Poema - Oriki lido no Dia da Consciência
Negra
Rafael José dos Santos
Promoção: Manifesta Negro
Local: UAB Cultural, Caxias do Sul,
20/11/2013
Quero cumprimentar vocês,
evangélicos, católicos, umbandistas, de
“nação”, batuque,
e das “nações” do candomblé;
kardecistas e ateus,
quero saudá-los:
boa noite para todas/todos,
à benção,
motumbá,
colofé,
saravá,
mukuiú.
A todos e todas peço ago (licença) para não
falar como antropólogo, ou, pelo menos, não só como antropólogo, mas como
Rafael "omo orixá" iniciado no Ilê Axé Nago Aya Saponan, Campinas, SP. Meu pai
(Babalorixá) faleceu, foi embora para o Orun este ano, e agora me encontro
passando para outras águas.
Existem rezas, narrativas poéticas yourubás
chamadas Orikis, que são de diferentes tipos.
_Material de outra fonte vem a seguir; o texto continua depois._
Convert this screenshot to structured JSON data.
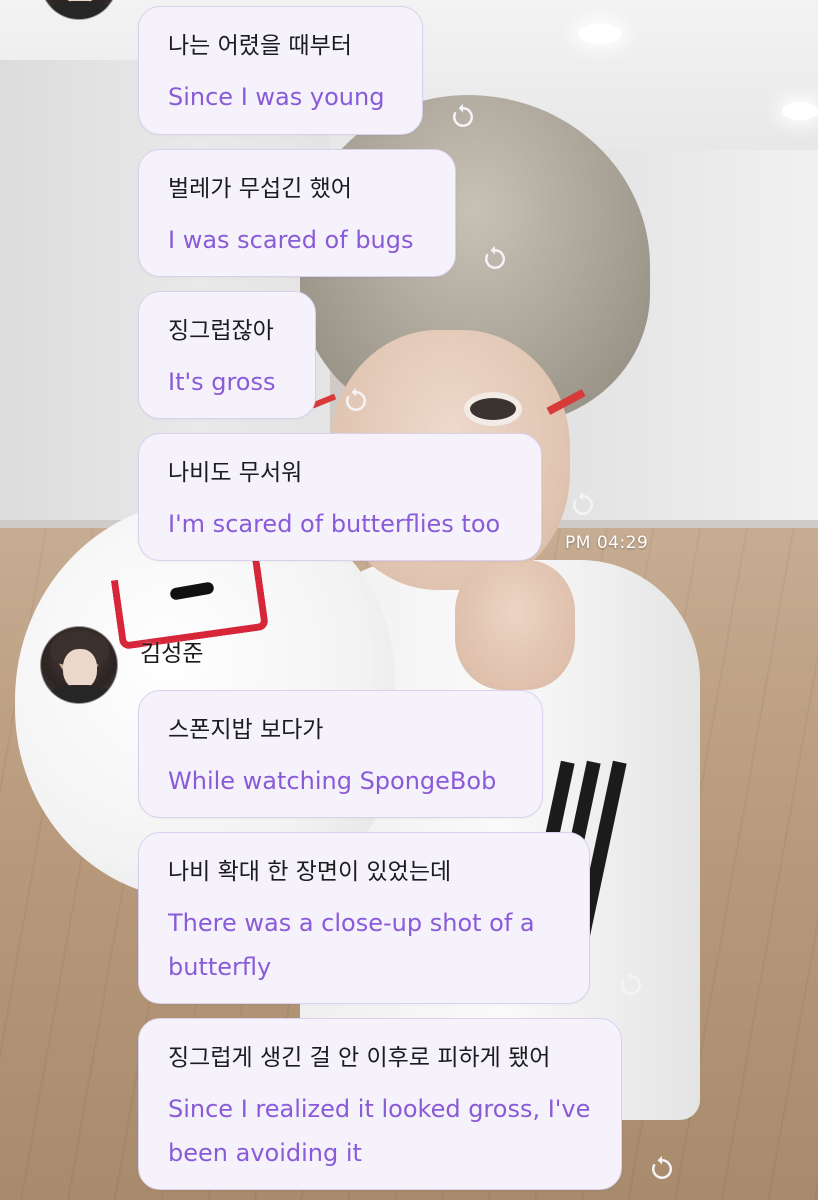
{
  "colors": {
    "bubble_bg": "#f5f2fb",
    "bubble_border": "#d9d0ee",
    "translation_text": "#8a5bd8",
    "original_text": "#1c1c1e",
    "timestamp_text": "#ffffff"
  },
  "icons": {
    "translate_retry": "refresh-icon",
    "profile_picture": "avatar"
  },
  "group1": {
    "messages": [
      {
        "original": "나는 어렸을 때부터",
        "translation": "Since I was young"
      },
      {
        "original": "벌레가 무섭긴 했어",
        "translation": "I was scared of bugs"
      },
      {
        "original": "징그럽잖아",
        "translation": "It's gross"
      },
      {
        "original": "나비도 무서워",
        "translation": "I'm scared of butterflies too"
      }
    ],
    "timestamp": "PM 04:29"
  },
  "group2": {
    "sender_name": "김성준",
    "messages": [
      {
        "original": "스폰지밥 보다가",
        "translation": "While watching SpongeBob"
      },
      {
        "original": "나비 확대 한 장면이 있었는데",
        "translation": "There was a close-up shot of a butterfly"
      },
      {
        "original": "징그럽게 생긴 걸 안 이후로 피하게 됐어",
        "translation": "Since I realized it looked gross, I've been avoiding it"
      }
    ]
  }
}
Tomei a liberdade, então, de
criar uma espécie de Oriki:
Um oriki para esta noite
Meus deuses e minhas deusas são negros,
negras.
Não estavam aqui
nem nasceram aqui.
chegaram pelo Atlântico,
fronteira que hoje divide e une,
mas que um dia foi rota de tristeza.
Os “Senhores do Esquecimento”
desejaram
transformar deusas e deuses em silêncio,
expulsá-los da História.
Mas eles viajaram clandestinos
nas memórias, nas almas, nos corações,
nas mentes e nas saudades,
e em cada uma de suas muitas histórias,
em cada segredo guardado,
(sobre as folhas, sobre as pedras, sobre a
vida)
em saberes que se sabe porque se ouve,
se sabe porque se canta.
Não era coisa de saber de escrito,
como a história dos “Senhores do
Esquecimento”.
Vieram
Os bantos e seus
nkices,
Os jêjes e seus
voduns,
Kabinda, Ijexá.
Yorubás-nagôs.
Do Reino de
Kêtu, minha nação,
vieram as
princesas:
Nasceu o Ilê
Axé Iya Nassô Oká,
A Casa Branca do
Engenho Velho,
de onde saíram
o Ilê Iyá Omin Axé
IyáMassê,
o Gantois de mãe
menininha,
de Mãe Senhora,
onde hoje reina, soberana,
mãe Stela de Oxóssi,
Odé Kayode.
Aqui,
na roda das
muitas histórias,
as fusões
de falares, de
cantos,
de sons e
aromas,
atabaques e
cores.
Juntaram-se
caboclos, pretos
velhos, encantados,
na gira sagrada
de meus irmãos da Umbanda.
Deusas, deuses.
os meus, os nossos,
guerreiam, tomam-se de ira ou compaixão,
caçam, pescam, banham-se nas cachoeiras, no
mar,
caminham pelas matas,
apaixonam-se, geram filhos, deuses, deusas,
deixam-se trair pelos desejos.
Ora sensuais, ora castos,
são pais e mães,
devotados a quem os devota.
Eles dançam! Meus deuses e deusas dançam !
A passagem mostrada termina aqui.